The firing frequency of neurons in the suprachiasmatic nucleus follows an endogenous circadian rhythm (see Figure 51-6C). Thus the 20,000 neurons in the suprachiasmatic nucleus make up the master clock for circadian rhythms. They are the critical pacemaker for organizing sleep into a circadian pattern. The circadian activity of these neurons is entrained by environmental stimuli such as light, as measured by release of the transmitter vasopressin (see Figure 51-6C). Lesioning this nucleus in animals causes complete loss of the circadian rhythmicity of sleep-wake cycles. Animals with these lesions continue to have a normal daily amount of sleep, but sleep occurs randomly throughout the day and night. Transplantation of the suprachiasmatic nucleus from another animal can restore a circadian sleep rhythm, with the host animal adopting the sleep-wake cycle of the donor.
The suprachiasmatic nucleus is organized into distinct functional groups and acts as the controller for the rhythmic oscillations of clocks located in other organs in the body. These “peripheral” clocks are capable of maintaining their own circadian rhythms for only a few days without input from the suprachiasmatic nucleus.
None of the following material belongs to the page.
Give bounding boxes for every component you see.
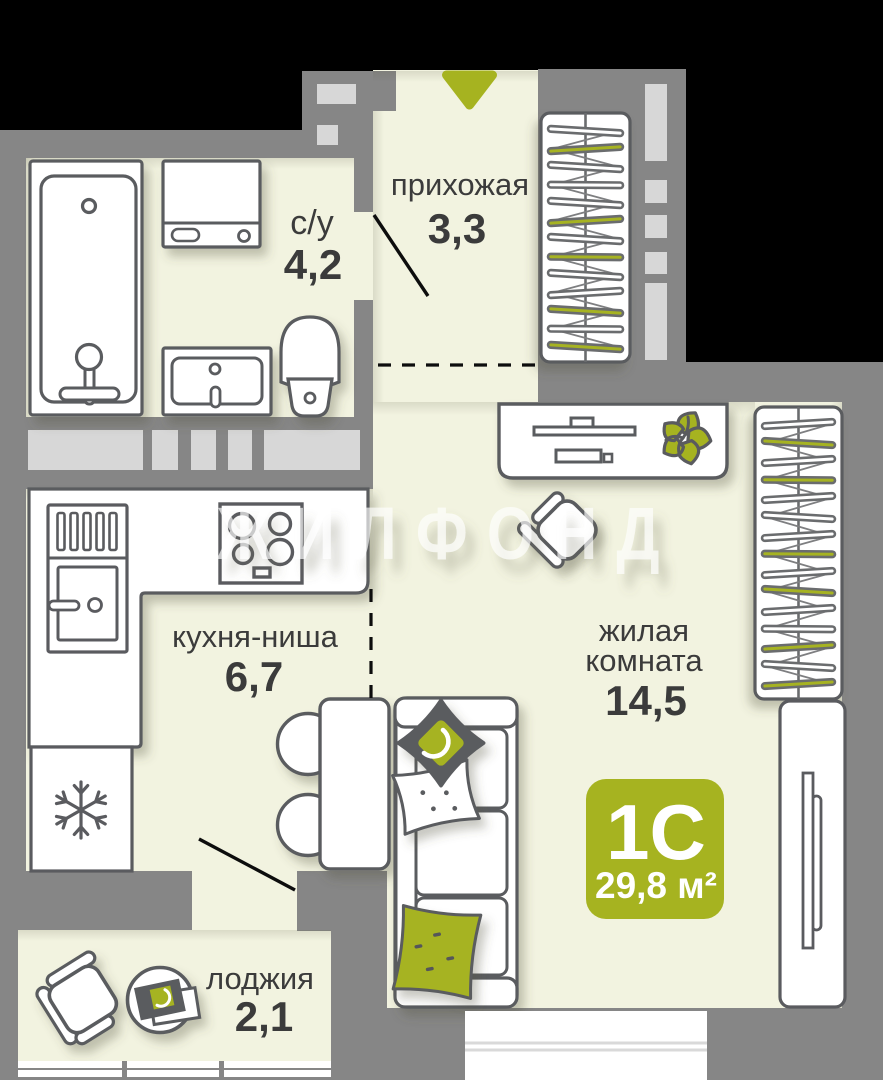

Like a grandfather clock, the biological clocks that control circadian rhythms have many parts: A complex set of transcription factors, proteins, kinases, phosphatases, and regulatory molecules that have been remarkably conserved throughout the evolution of species. A number of molecules that play key roles in the clock mechanism have been identified over the last 20 years, largely from experiments in the fruit fly Drosophila and the mouse. The essence of the clock mechanism in the suprachiasmatic nucleus, as well as in other organs, is a pair of transcriptional feedback loops; one forms the core circadian mechanism whereas a second forms a modulatory loop that stabilizes the circadian rhythm. Such interlocking feedback loops are quite similar in flies and mammals (see Chapter 3).
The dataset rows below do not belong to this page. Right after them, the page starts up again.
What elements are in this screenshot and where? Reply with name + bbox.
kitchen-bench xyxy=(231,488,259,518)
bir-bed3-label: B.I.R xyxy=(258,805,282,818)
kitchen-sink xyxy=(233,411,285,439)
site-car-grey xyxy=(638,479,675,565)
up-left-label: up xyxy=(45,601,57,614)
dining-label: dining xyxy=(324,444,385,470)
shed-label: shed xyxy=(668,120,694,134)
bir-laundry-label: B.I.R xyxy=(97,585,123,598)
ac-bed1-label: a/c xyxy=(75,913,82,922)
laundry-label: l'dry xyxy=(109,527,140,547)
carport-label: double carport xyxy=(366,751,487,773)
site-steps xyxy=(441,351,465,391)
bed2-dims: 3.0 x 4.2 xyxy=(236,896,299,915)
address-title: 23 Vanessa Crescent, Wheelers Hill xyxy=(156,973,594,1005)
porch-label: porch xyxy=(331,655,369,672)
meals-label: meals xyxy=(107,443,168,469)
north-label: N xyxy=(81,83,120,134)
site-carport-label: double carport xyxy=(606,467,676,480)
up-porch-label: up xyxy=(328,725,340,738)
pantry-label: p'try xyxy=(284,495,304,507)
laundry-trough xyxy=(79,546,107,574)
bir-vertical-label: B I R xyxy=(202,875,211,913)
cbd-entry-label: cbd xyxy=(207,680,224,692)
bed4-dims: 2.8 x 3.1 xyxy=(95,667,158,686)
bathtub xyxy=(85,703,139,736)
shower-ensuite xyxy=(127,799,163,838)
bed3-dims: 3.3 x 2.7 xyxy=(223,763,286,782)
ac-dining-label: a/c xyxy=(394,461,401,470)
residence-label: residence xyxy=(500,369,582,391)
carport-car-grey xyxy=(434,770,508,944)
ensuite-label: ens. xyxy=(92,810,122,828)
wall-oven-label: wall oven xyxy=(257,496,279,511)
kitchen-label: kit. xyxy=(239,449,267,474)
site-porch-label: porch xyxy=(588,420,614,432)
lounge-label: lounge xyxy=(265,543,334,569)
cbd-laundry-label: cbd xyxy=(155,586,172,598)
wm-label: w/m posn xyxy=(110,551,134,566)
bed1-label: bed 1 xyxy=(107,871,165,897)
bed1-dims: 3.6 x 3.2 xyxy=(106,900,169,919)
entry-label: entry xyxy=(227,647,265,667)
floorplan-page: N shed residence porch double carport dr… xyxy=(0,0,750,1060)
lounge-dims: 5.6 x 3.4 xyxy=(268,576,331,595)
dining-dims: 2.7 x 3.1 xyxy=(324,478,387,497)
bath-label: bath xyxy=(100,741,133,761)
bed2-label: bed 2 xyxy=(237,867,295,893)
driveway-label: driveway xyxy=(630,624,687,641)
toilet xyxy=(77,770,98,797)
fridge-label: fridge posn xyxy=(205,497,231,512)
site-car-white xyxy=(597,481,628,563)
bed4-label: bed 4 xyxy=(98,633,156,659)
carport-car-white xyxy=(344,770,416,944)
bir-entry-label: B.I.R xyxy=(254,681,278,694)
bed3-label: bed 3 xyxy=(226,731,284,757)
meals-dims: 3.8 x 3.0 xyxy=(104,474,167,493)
At the center of the two loops are two transcriptional activators, CLOCK and BMAL1. These transcription factors bind to each other and form a heterodimer that enhances transcription of the mouse gene per (mPer1-3) and cryptochrome genes (mCry1-2), thereby increasing the cytoplasmic concentrations of the PER and CRY proteins. PER and CRY form heterodimers, reenter the nucleus, and inhibit CLOCK and BMAL1, thus repressing PER and CRY transcription. This sequence creates the core circadian mechanism in which Bmal1 RNA reaches a peak 12 hours out of phase with mPer and mCry RNA. CLOCK and BMAL1 are also at the center of the modulatory loop that modifies the levels of CLOCK/BMAL1 heterodimers. Mutations in genes in the stabilizing loop do not disrupt circadian rhythms to the same degree as those in the core loop.
Once the central clock in the suprachiasmatic nucleus generates the rhythm and the environmental light-dark cycle synchronizes it, this information must be communicated to various systems through humoral or electrical signals. To achieve this, the rhythmic molecular signal is transduced into electrical activity in suprachiasmatic nucleus neurons and then transmitted to other brain regions through action potentials.
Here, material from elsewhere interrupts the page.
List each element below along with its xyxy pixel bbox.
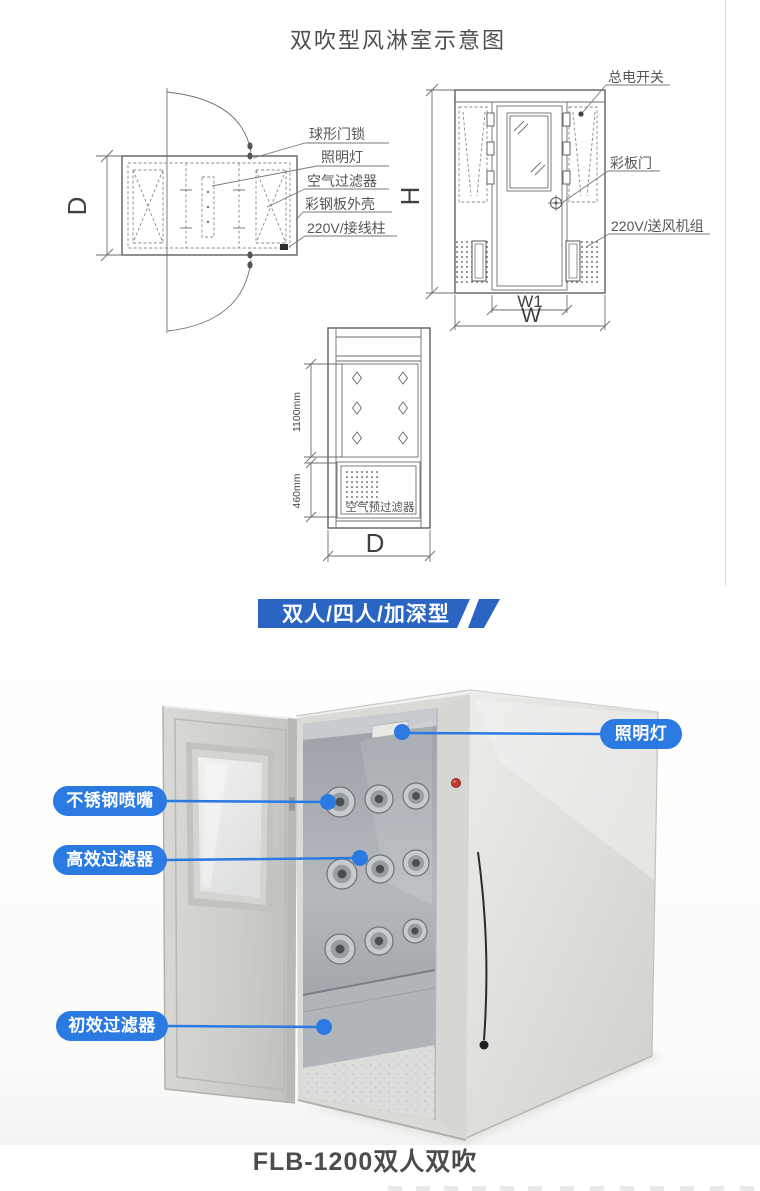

A number of areas in the hypothalamus receive input from the suprachiasmatic nucleus and play a role in integrating the output of the suprachiasmatic nucleus. For example, a large number of axons from the suprachiasmatic nucleus terminate in the dorsal and ventral subparaventricular zones of the hypothalamus. The dorsal subparaventricular zone appears to project to areas that are important for circadian rhythms of body temperature, whereas the ventral subparaventricular zone and the downstream dorsomedial nucleus of the hypothalamus are important in the sleep-wake cycle. The dorsomedial nucleus may serve as a common final pathway for a number of circadian rhythms as lesions of this nucleus interrupt circadian rhythms for feeding, locomotion, and corticosteroid secretion as well as the sleep-wake cycle.